Personal information
- Full name: Darren Cuthbertson
- Date of birth: 7 April 1970 (age 54)
- Original team(s): Epping
- Height: 185 cm (6 ft 1 in)
- Weight: 80 kg (176 lb)
- Position(s): Forward

Playing career^{1}
- Years: Club / Games (Goals)
- 1991–1993: Melbourne / 32 (43)
- ^{1} Playing statistics correct to the end of 1993.

= Darren Cuthbertson =

Australian rules footballer

Darren Cuthbertson (born 7 April 1970) is a former Australian rules footballer who played with Melbourne in the Australian Football League (AFL) during the early 1990s.
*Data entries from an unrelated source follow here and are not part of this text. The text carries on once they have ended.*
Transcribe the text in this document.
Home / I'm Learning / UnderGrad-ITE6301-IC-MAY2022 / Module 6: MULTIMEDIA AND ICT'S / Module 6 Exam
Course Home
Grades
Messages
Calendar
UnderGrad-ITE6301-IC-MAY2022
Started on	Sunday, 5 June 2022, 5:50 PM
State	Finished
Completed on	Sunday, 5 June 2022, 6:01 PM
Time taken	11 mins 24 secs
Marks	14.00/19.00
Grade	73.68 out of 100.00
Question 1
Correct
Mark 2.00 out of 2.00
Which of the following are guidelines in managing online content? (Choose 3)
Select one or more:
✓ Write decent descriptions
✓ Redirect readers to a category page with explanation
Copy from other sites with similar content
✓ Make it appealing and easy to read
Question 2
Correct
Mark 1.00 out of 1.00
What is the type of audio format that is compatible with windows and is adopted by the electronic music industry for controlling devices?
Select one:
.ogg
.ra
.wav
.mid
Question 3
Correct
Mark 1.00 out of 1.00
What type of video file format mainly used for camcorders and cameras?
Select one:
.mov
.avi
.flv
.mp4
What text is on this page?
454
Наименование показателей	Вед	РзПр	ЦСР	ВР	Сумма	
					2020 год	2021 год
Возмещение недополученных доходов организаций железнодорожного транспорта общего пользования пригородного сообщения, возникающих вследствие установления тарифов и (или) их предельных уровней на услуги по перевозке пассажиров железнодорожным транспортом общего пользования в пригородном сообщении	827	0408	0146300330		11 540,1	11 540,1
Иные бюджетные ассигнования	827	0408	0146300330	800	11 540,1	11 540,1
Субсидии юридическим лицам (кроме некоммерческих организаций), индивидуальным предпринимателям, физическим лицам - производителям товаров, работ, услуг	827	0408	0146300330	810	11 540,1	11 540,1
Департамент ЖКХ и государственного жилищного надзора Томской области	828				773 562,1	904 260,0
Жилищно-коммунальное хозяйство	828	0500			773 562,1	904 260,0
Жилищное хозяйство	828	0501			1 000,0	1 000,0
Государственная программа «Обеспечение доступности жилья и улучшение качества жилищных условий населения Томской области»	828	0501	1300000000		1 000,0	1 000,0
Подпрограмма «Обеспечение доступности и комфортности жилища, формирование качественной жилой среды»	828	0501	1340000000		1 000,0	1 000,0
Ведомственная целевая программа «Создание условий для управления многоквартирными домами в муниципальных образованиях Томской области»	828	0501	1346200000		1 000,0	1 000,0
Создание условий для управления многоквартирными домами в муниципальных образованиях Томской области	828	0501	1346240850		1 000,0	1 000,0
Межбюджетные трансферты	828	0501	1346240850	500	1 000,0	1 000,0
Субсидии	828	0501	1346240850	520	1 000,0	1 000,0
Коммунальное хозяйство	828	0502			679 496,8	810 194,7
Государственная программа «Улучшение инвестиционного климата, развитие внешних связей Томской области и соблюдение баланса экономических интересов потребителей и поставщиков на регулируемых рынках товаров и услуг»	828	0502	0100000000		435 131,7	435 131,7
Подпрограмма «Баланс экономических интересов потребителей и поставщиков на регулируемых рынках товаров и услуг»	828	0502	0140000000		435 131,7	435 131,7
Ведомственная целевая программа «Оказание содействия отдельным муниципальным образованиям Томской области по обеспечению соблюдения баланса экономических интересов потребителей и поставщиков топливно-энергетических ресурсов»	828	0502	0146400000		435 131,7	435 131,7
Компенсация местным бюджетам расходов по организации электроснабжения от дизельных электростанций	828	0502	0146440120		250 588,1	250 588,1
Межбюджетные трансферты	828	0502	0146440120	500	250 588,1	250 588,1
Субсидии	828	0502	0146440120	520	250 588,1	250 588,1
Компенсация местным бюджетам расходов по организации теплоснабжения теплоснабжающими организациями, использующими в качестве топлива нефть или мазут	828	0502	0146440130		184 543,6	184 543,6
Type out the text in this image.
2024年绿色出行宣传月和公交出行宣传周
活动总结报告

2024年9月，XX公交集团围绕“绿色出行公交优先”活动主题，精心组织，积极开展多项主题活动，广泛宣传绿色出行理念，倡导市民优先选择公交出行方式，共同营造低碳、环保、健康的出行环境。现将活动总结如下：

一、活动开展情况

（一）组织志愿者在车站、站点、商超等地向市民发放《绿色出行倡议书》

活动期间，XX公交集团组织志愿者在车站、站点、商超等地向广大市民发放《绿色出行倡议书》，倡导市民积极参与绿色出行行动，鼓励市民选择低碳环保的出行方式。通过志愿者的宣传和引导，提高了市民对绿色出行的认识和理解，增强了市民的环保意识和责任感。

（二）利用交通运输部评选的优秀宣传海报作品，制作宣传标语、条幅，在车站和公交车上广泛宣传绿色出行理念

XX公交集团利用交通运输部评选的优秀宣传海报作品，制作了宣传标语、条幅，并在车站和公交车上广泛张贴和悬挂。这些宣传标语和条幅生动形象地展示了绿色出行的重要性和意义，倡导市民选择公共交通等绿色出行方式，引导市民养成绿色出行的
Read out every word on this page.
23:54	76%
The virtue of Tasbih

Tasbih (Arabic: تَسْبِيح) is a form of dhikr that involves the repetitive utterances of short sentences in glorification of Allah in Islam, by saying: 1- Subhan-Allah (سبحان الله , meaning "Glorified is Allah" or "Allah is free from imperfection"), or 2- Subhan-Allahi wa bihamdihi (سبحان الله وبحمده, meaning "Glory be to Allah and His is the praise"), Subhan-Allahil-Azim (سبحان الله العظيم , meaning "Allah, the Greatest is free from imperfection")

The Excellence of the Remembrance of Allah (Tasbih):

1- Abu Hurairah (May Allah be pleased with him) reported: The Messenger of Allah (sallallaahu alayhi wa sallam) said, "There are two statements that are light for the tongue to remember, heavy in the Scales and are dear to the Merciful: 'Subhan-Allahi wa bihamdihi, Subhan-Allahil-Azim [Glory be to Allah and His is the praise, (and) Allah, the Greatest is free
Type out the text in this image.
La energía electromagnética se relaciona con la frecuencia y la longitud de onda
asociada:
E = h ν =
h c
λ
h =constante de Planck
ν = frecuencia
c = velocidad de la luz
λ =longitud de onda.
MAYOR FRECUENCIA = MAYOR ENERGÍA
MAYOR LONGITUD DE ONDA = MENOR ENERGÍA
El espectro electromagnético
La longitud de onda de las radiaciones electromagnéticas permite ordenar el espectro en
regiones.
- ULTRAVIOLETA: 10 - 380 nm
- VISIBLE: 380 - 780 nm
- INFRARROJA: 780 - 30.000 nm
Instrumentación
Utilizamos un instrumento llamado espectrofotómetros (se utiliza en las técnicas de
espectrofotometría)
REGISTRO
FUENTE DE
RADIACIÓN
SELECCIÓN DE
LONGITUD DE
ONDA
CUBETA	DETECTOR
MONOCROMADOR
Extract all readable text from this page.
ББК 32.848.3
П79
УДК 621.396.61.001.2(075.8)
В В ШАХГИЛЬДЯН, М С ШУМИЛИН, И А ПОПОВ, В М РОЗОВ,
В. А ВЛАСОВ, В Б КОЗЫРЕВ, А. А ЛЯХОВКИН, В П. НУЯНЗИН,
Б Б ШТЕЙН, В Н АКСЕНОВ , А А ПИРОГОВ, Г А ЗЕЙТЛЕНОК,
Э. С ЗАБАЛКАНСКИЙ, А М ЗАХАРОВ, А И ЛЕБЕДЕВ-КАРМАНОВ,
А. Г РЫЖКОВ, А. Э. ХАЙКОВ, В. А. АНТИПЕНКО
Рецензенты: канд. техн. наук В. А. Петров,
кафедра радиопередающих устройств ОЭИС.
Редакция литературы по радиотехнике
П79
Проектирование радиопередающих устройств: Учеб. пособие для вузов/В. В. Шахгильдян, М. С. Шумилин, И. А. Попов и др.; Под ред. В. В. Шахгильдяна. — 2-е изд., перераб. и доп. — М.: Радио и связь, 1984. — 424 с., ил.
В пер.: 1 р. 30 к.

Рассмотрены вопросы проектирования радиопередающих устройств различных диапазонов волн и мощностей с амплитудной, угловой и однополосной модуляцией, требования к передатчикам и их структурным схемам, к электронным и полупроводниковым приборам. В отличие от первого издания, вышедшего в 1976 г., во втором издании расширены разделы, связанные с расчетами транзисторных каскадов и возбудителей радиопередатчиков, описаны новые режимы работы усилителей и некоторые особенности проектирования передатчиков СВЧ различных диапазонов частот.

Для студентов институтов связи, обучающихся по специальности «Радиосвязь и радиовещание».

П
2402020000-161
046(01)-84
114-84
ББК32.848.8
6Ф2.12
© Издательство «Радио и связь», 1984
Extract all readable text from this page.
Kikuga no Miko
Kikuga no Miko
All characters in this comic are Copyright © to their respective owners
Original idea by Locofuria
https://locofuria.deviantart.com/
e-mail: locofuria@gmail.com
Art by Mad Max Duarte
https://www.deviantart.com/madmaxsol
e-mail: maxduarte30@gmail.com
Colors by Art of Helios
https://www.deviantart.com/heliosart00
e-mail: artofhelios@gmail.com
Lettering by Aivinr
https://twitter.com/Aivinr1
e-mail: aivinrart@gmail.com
Cuthbertson had started out in the Melbourne Under-19s after coming to the club from Epping and is best remembered for a run of 19 goals in three weeks which he kicked in his fourth, fifth and sixth AFL games. He kicked seven goals in Melbourne's win over North Melbourne at the MCG, bagged another seven the following week when they met Collingwood at Waverley Park and five more against the Brisbane Bears a round later. Cuthbertson's form then dropped away but he still finished the season with 29 goals and played in two finals.

He lasted just two more years on the Melbourne list and then returned to Epping where he had considerable success.